No, the emphasized portion does not LITERALLY do that. Since the Bill of Rights previously constrained only the Federal government, there was no privilege or immunity held by the person vis a vis the state governments. The second sentence is correct. But, the 14th Amendment isn't simply an add on that takes effect from that point in the document. The amendment changes the entirety of the document. So, literally speaking, it established that the bill of rights applied to all citizens and forbade the states from jerking around with em.
In fact, even now the Court doesn't apply those protections through the Privileges and Immunity clause. They are all incorporated through the due processes clauses. Honestly, I am not worried about the court. They very often try to use Algebra to come up with 2+2=5. I am speaking only from my own knowlege and study. And, I don't claim to be anything other than an interested layman. That happens to be why I welcome disagreements. It allows the ol brain housing group to expand a bit.
And in fact early on the Bill of Rights was not incorporated through the 14th amendment at all. It was only later that the Court reversed itself and started interpreting the 14th amendment that way.
The incorporation is anything but literal. A 'literal' wording would say something to the effect of "the guarantees of such and such amendment are hereby applied to state and local government." Or any of a multitude of different ways you could write a literal incorporation. The 14th amendment is not anywhere a "literal" incorporation. From what I have read of the popular media of the day, including diaries and letters, the wording was in the colloquial syntax. Just because we (the 21 Century thinkers) would word it differently doesn't mean it isn't a literal statement.

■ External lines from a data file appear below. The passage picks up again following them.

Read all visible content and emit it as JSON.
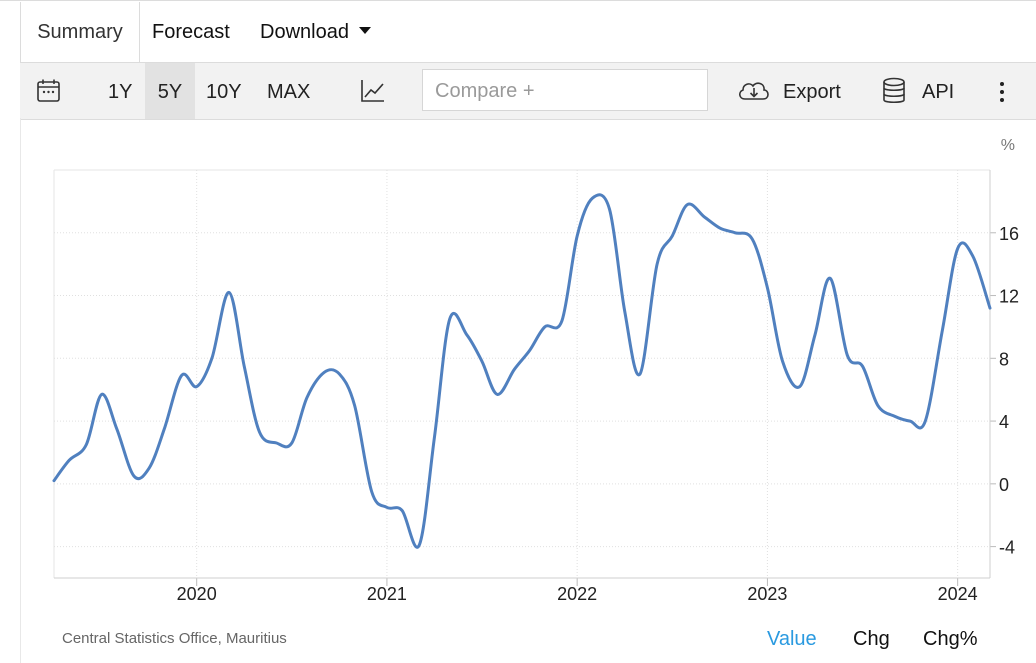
{
  "tabs": {
    "summary": "Summary",
    "forecast": "Forecast",
    "download": "Download"
  },
  "toolbar": {
    "calendar_icon": "calendar-icon",
    "ranges": [
      "1Y",
      "5Y",
      "10Y",
      "MAX"
    ],
    "selected_range": "5Y",
    "chart_type_icon": "line-chart-icon",
    "compare_placeholder": "Compare +",
    "export_label": "Export",
    "export_icon": "cloud-download-icon",
    "api_label": "API",
    "api_icon": "database-icon",
    "more_icon": "vertical-dots-icon"
  },
  "footer": {
    "source": "Central Statistics Office, Mauritius",
    "modes": [
      "Value",
      "Chg",
      "Chg%"
    ],
    "active_mode": "Value",
    "active_color": "#2a9ae0"
  },
  "chart_data": {
    "type": "line",
    "unit_label": "%",
    "y_ticks": [
      16,
      12,
      8,
      4,
      0,
      -4
    ],
    "ylim": [
      -6,
      20
    ],
    "x_ticks": [
      "2020",
      "2021",
      "2022",
      "2023",
      "2024"
    ],
    "xlim": [
      2019.25,
      2024.17
    ],
    "grid": true,
    "line_color": "#5080bf",
    "series": [
      {
        "x": [
          2019.25,
          2019.33,
          2019.42,
          2019.5,
          2019.58,
          2019.67,
          2019.75,
          2019.83,
          2019.92,
          2020.0,
          2020.08,
          2020.17,
          2020.25,
          2020.33,
          2020.42,
          2020.5,
          2020.58,
          2020.67,
          2020.75,
          2020.83,
          2020.92,
          2021.0,
          2021.08,
          2021.17,
          2021.25,
          2021.33,
          2021.42,
          2021.5,
          2021.58,
          2021.67,
          2021.75,
          2021.83,
          2021.92,
          2022.0,
          2022.08,
          2022.17,
          2022.25,
          2022.33,
          2022.42,
          2022.5,
          2022.58,
          2022.67,
          2022.75,
          2022.83,
          2022.92,
          2023.0,
          2023.08,
          2023.17,
          2023.25,
          2023.33,
          2023.42,
          2023.5,
          2023.58,
          2023.67,
          2023.75,
          2023.83,
          2023.92,
          2024.0,
          2024.08,
          2024.17
        ],
        "values": [
          0.2,
          1.5,
          2.5,
          5.7,
          3.5,
          0.5,
          1.0,
          3.5,
          6.9,
          6.2,
          8.0,
          12.2,
          7.5,
          3.3,
          2.6,
          2.6,
          5.5,
          7.1,
          7.0,
          5.0,
          -0.5,
          -1.5,
          -1.7,
          -3.9,
          3.0,
          10.5,
          9.5,
          7.8,
          5.7,
          7.3,
          8.5,
          10.0,
          10.4,
          15.8,
          18.2,
          17.5,
          11.0,
          7.0,
          14.0,
          15.8,
          17.8,
          17.0,
          16.3,
          16.0,
          15.6,
          12.5,
          7.8,
          6.2,
          9.5,
          13.1,
          8.2,
          7.5,
          5.0,
          4.3,
          4.0,
          4.0,
          9.8,
          15.0,
          14.5,
          11.2
        ]
      }
    ]
  }
}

I should add that the 'literalists' are the ones on the Court who refused to incorporate the Bill of Rights early on. They took the position that if it was supposed to incorporate the Bill of Rights it would have said so. I wish those guys had been as literal when the commerce clause got stretched out of shape. Yeah I know that is off topic, but it still peeves me.
The Bill of Rights only gets incorporated when the Court moves away from literalism and tries to discern the 'intent' of the drafters and also pulls public policy considerations into it. In fact, they are largely pulling in public policy considerations when they do the incorporation time and again, not resting on the literal reading of the 14th.